Thirdly, both overall efficiency and the efficiencies of the two sub-stages show that China’s eastern, central, and western regions have a gradually decreasing development trend, indicating that regional imbalanced development persists in environmental governance in China. This can also be reflected in the increasing development disparities in environmental governance efficiency across China in recent years. Consequently, striving to achieve regional balanced development remains a challenge for the Chinese government. Moreover, according to the decomposition results of development disparities, intra-group disparities are the primary cause of regional development disparities, compared to inter-group disparities. In other words, although there are significant gaps in environmental governance efficiency among China’s three major regions, the developmental differences among different provinces within each region should be the primary focus of the government. In this context, a development strategy based only on the three major regions may not be the best approach for environmental governance. Instead, regional environmental policies that focus on smaller geographical divisions can better reduce disparities within regions, thereby contributing to the balanced development of environmental governance efficiency among different regions in China. Additionally, compared to the environmental governance implementation efficiency, the regional development disparities in the environmental governance response efficiency have not shown a downward trend, which should garner more attention from the government.
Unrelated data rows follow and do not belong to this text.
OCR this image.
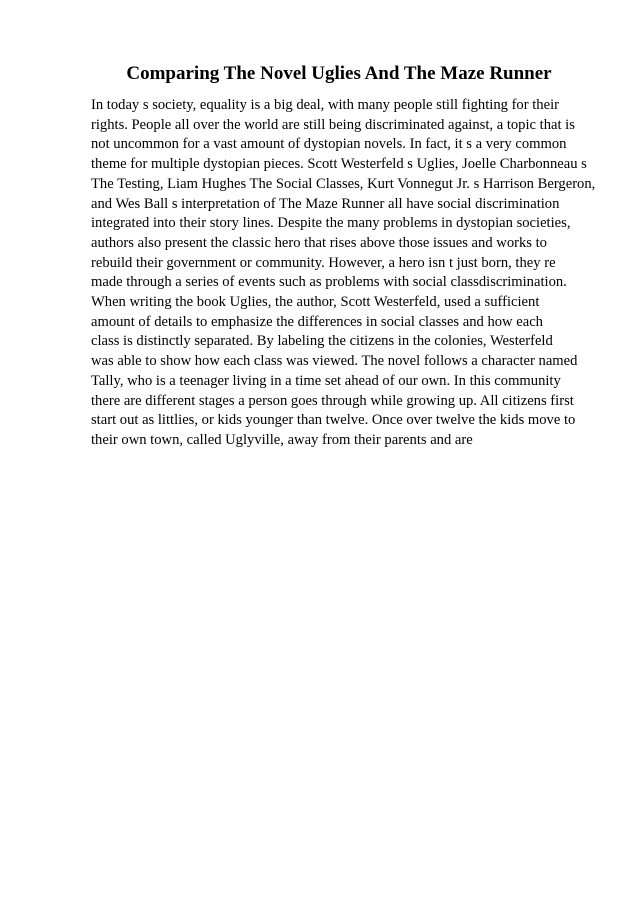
Comparing The Novel Uglies And The Maze Runner
In today s society, equality is a big deal, with many people still fighting for their
rights. People all over the world are still being discriminated against, a topic that is
not uncommon for a vast amount of dystopian novels. In fact, it s a very common
theme for multiple dystopian pieces. Scott Westerfeld s Uglies, Joelle Charbonneau s
The Testing, Liam Hughes The Social Classes, Kurt Vonnegut Jr. s Harrison Bergeron,
and Wes Ball s interpretation of The Maze Runner all have social discrimination
integrated into their story lines. Despite the many problems in dystopian societies,
authors also present the classic hero that rises above those issues and works to
rebuild their government or community. However, a hero isn t just born, they re
made through a series of events such as problems with social classdiscrimination.
When writing the book Uglies, the author, Scott Westerfeld, used a sufficient
amount of details to emphasize the differences in social classes and how each
class is distinctly separated. By labeling the citizens in the colonies, Westerfeld
was able to show how each class was viewed. The novel follows a character named
Tally, who is a teenager living in a time set ahead of our own. In this community
there are different stages a person goes through while growing up. All citizens first
start out as littlies, or kids younger than twelve. Once over twelve the kids move to
their own town, called Uglyville, away from their parents and are
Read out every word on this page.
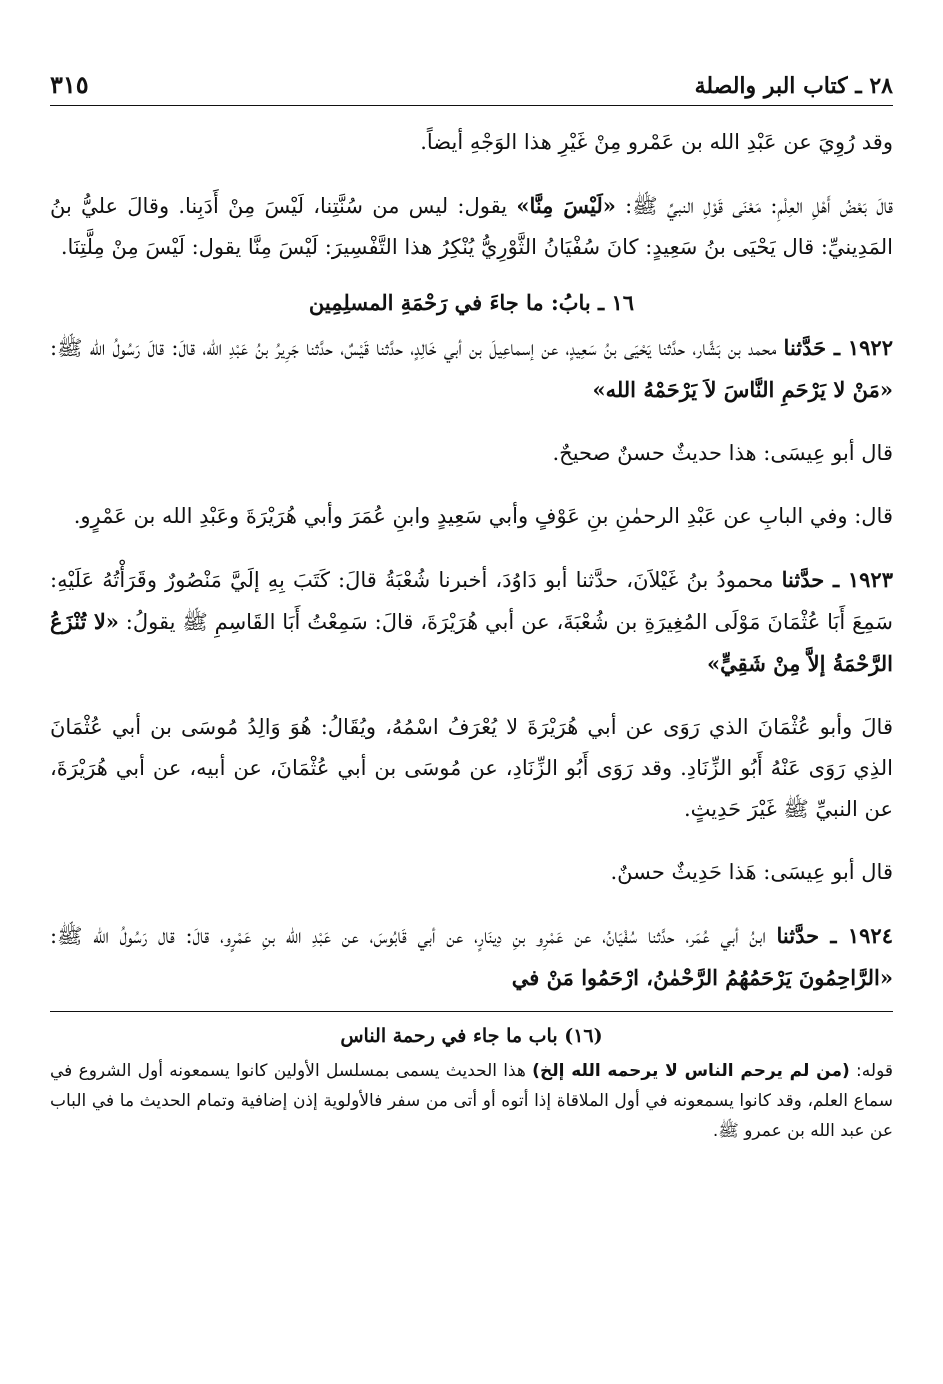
٢٨ ـ كتاب البر والصلة
٣١٥

وقد رُوِيَ عن عَبْدِ الله بن عَمْرو مِنْ غَيْرِ هذا الوَجْهِ أيضاً.

قالَ بَعْضُ أَهْلِ العِلْمِ: مَعْنَى قَوْلِ النبيِّ ﷺ: «لَيْسَ مِنَّا» يقول: ليس من سُنَّتِنا، لَيْسَ مِنْ أَدَبِنا. وقالَ عليُّ بنُ المَدِينيِّ: قال يَحْيَى بنُ سَعِيدٍ: كانَ سُفْيَانُ الثَّوْرِيُّ يُنْكِرُ هذا التَّفْسِيرَ: لَيْسَ مِنَّا يقول: لَيْسَ مِنْ مِلَّتِنَا.

١٦ ـ بابُ: ما جاءَ في رَحْمَةِ المسلِمِين

١٩٢٢ ـ حَدَّثنا محمد بن بَشَّار، حدَّثنا يَحْيَى بنُ سَعِيدٍ، عن إسماعِيلَ بن أبي خَالِدٍ، حدَّثنا قَيْسٌ، حدَّثنا جَرِيرُ بنُ عَبْدِ الله، قالَ: قالَ رَسُولُ الله ﷺ: «مَنْ لا يَرْحَمِ النَّاسَ لاَ يَرْحَمْهُ الله»

قال أبو عِيسَى: هذا حديثٌ حسنٌ صحيحٌ.

قال: وفي البابِ عن عَبْدِ الرحمٰنِ بنِ عَوْفٍ وأبي سَعِيدٍ وابنِ عُمَرَ وأبي هُرَيْرَةَ وعَبْدِ الله بن عَمْرٍو.

١٩٢٣ ـ حدَّثنا محمودُ بنُ غَيْلاَنَ، حدَّثنا أبو دَاوُدَ، أخبرنا شُعْبَةُ قالَ: كَتَبَ بِهِ إلَيَّ مَنْصُورٌ وقَرَأْتُهُ عَلَيْهِ: سَمِعَ أَبَا عُثْمَانَ مَوْلَى المُغِيرَةِ بن شُعْبَةَ، عن أبي هُرَيْرَةَ، قالَ: سَمِعْتُ أَبَا القَاسِمِ ﷺ يقولُ: «لا تُنْزَعُ الرَّحْمَةُ إلاَّ مِنْ شَقِيٍّ»

قالَ وأبو عُثْمَانَ الذي رَوَى عن أبي هُرَيْرَةَ لا يُعْرَفُ اسْمُهُ، ويُقَالُ: هُوَ وَالِدُ مُوسَى بن أبي عُثْمَانَ الذِي رَوَى عَنْهُ أَبُو الزِّنَادِ. وقد رَوَى أَبُو الزِّنَادِ، عن مُوسَى بن أبي عُثْمَانَ، عن أبيه، عن أبي هُرَيْرَةَ، عن النبيِّ ﷺ غَيْرَ حَدِيثٍ.

قال أبو عِيسَى: هَذا حَدِيثٌ حسنٌ.

١٩٢٤ ـ حدَّثنا ابنُ أبي عُمَر، حدَّثنا سُفْيَانُ، عن عَمْرِو بنِ دِينَارٍ، عن أبي قَابُوسَ، عن عَبْدِ الله بنِ عَمْرٍو، قالَ: قال رَسُولُ الله ﷺ: «الرَّاحِمُونَ يَرْحَمُهُمُ الرَّحْمٰنُ، ارْحَمُوا مَنْ في

(١٦) باب ما جاء في رحمة الناس

قوله: (من لم يرحم الناس لا يرحمه الله إلخ) هذا الحديث يسمى بمسلسل الأولين كانوا يسمعونه أول الشروع في سماع العلم، وقد كانوا يسمعونه في أول الملاقاة إذا أتوه أو أتى من سفر فالأولوية إذن إضافية وتمام الحديث ما في الباب عن عبد الله بن عمرو ﷺ.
Finally, the quadrant diagram analysis shows that the 30 provinces are roughly evenly distributed across the four quadrants. This observation not only highlights the significant differences in governmental environmental governance among provinces in China but also provides clear directions for further improvements in environmental governance efficiency for respective provinces. For provinces in the second and fourth quadrants that perform well in either environmental governance response efficiency or implementation efficiency, efforts should be directed towards strengthening their weaker aspects. Provinces situated in the third quadrant, where both sub-stages of environmental governance show room for improvement, should consider those in the second or fourth quadrants as benchmarks for the next phase of development. As for provinces in the first quadrant, they should proactively establish effective communication channels and cooperation mechanisms with provinces in other quadrants, aiming to facilitate the overall enhancement of environmental governance efficiency across China.

There are several limitations: Firstly, this paper focuses on provincial administrative units as the main research subjects, whereas cities have become fundamental units for population aggregation, economic growth, and environmental pollution. Provincial-level analyses may mask significant variations in environmental governance efficiency driven by nested governance structures, such as differences in municipal-level policy enforcement and inter-city resource allocation. For instance, cities within the same province might exhibit divergent efficiency trajectories due to localized institutional arrangements or economic priorities. With the advancement of China’s urbanization process, the aforementioned phenomenon may become further intensified. Thus, conducting analyses with cities as the research subjects might yield more nuanced insights. Secondly, the neutral cross-efficiency network DEA model developed in this paper is based on the multiplicative model proposed by Kao and Hwang (2008); expansions to other methods, such as additive models and leader-follower game models, are also worthy of investigation. Lastly, some production systems may possess more complex network structures; applying the modeling ideas presented in this paper to corresponding models is another potential direction for future research.